Intrinsic Motivation for Encouraging Synergistic Behavior (ICLR 2020)
Rohan Chitnis, Shubham Tulsiani, Saurabh Gupta, Abhinav Gupta
MIT Computer Science and Artificial Intelligence Laboratory, Facebook Artificial Intelligence Research
MIT Computer Science and Artificial Intelligence Laboratory, Facebook Artificial Intelligence Research
We are able to learn policies for sparse-reward synergistic tasks, such as bimanual manipulation, via our formulations of intrinsic motivation.
When the system is trained without intrinsic reward, typical failure modes during training simply do not manage to solve the task, because the system has not yet seen enough positive rewards for the policies to converge.
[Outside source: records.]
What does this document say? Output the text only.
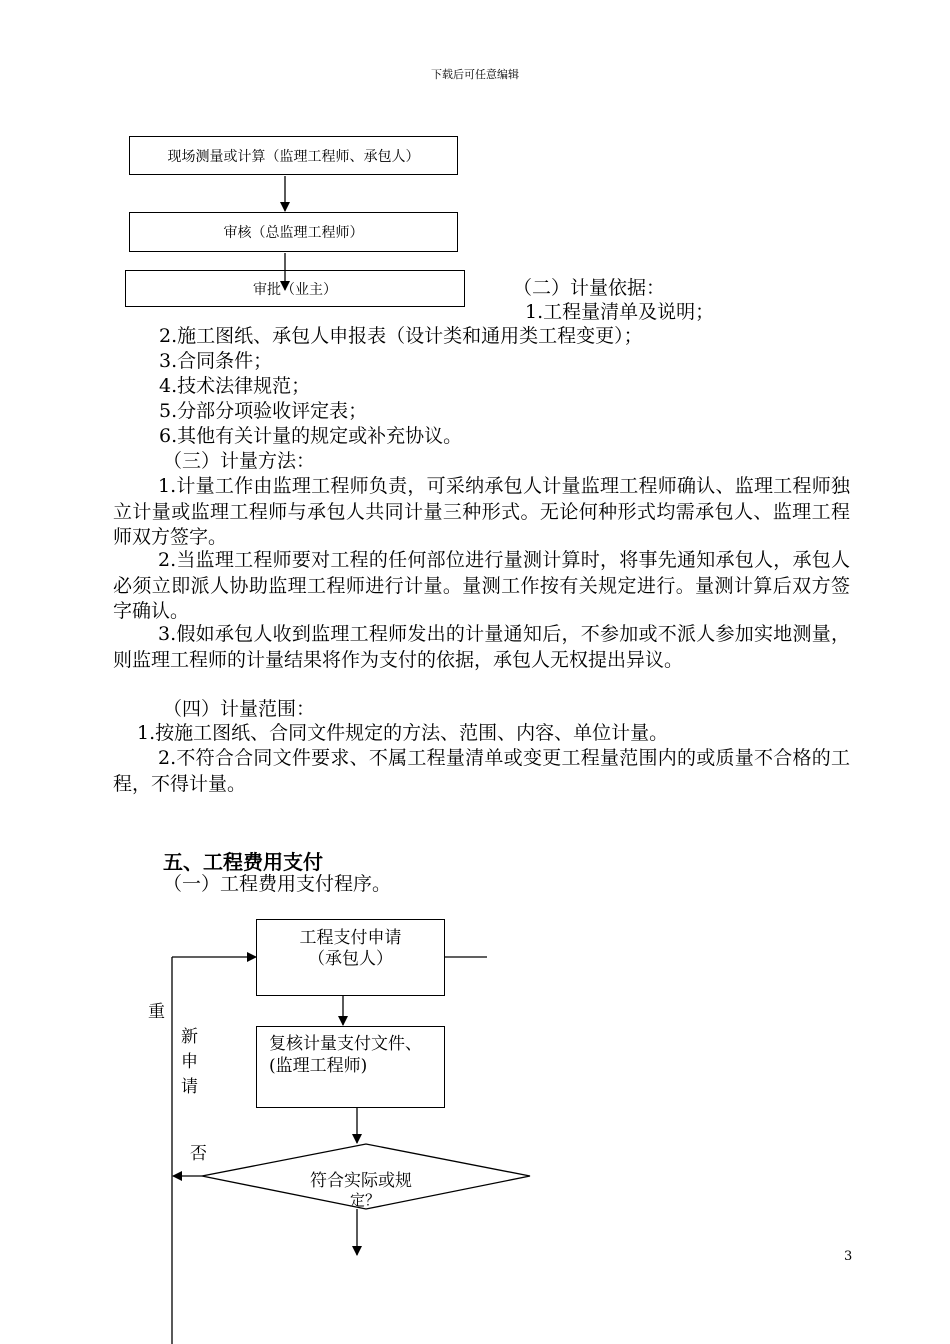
下载后可任意编辑
现场测量或计算（监理工程师、承包人）
审核（总监理工程师）
审批（业主）	（二）计量依据：
1.工程量清单及说明；
2.施工图纸、承包人申报表（设计类和通用类工程变更）；
3.合同条件；
4.技术法律规范；
5.分部分项验收评定表；
6.其他有关计量的规定或补充协议。
（三）计量方法：
1.计量工作由监理工程师负责，可采纳承包人计量监理工程师确认、监理工程师独立计量或监理工程师与承包人共同计量三种形式。无论何种形式均需承包人、监理工程师双方签字。
2.当监理工程师要对工程的任何部位进行量测计算时，将事先通知承包人，承包人必须立即派人协助监理工程师进行计量。量测工作按有关规定进行。量测计算后双方签字确认。
3.假如承包人收到监理工程师发出的计量通知后，不参加或不派人参加实地测量，则监理工程师的计量结果将作为支付的依据，承包人无权提出异议。
（四）计量范围：
1.按施工图纸、合同文件规定的方法、范围、内容、单位计量。
2.不符合合同文件要求、不属工程量清单或变更工程量范围内的或质量不合格的工程，不得计量。
五、工程费用支付
（一）工程费用支付程序。
工程支付申请
（承包人）
复核计量支付文件、
(监理工程师)
符合实际或规
定？
重
新
申
请
否
3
When the system is trained with the typical formulation of intrinsic motivation as surprise with respect to a predictive model of an environment, we see emergent behavior that affects the world in difficult-to-predict ways, which does not always translate to good performance on the task.
We also tried training our formulations of intrinsic motivation without extrinsic rewards. We see the agents learn to act synergistically, i.e. produce effects that could not be predicted as a composition of single-agent behavior, but in ways that do not perform well at the task. This is completely sensible since the system is not told about the task (it is not given extrinsic rewards).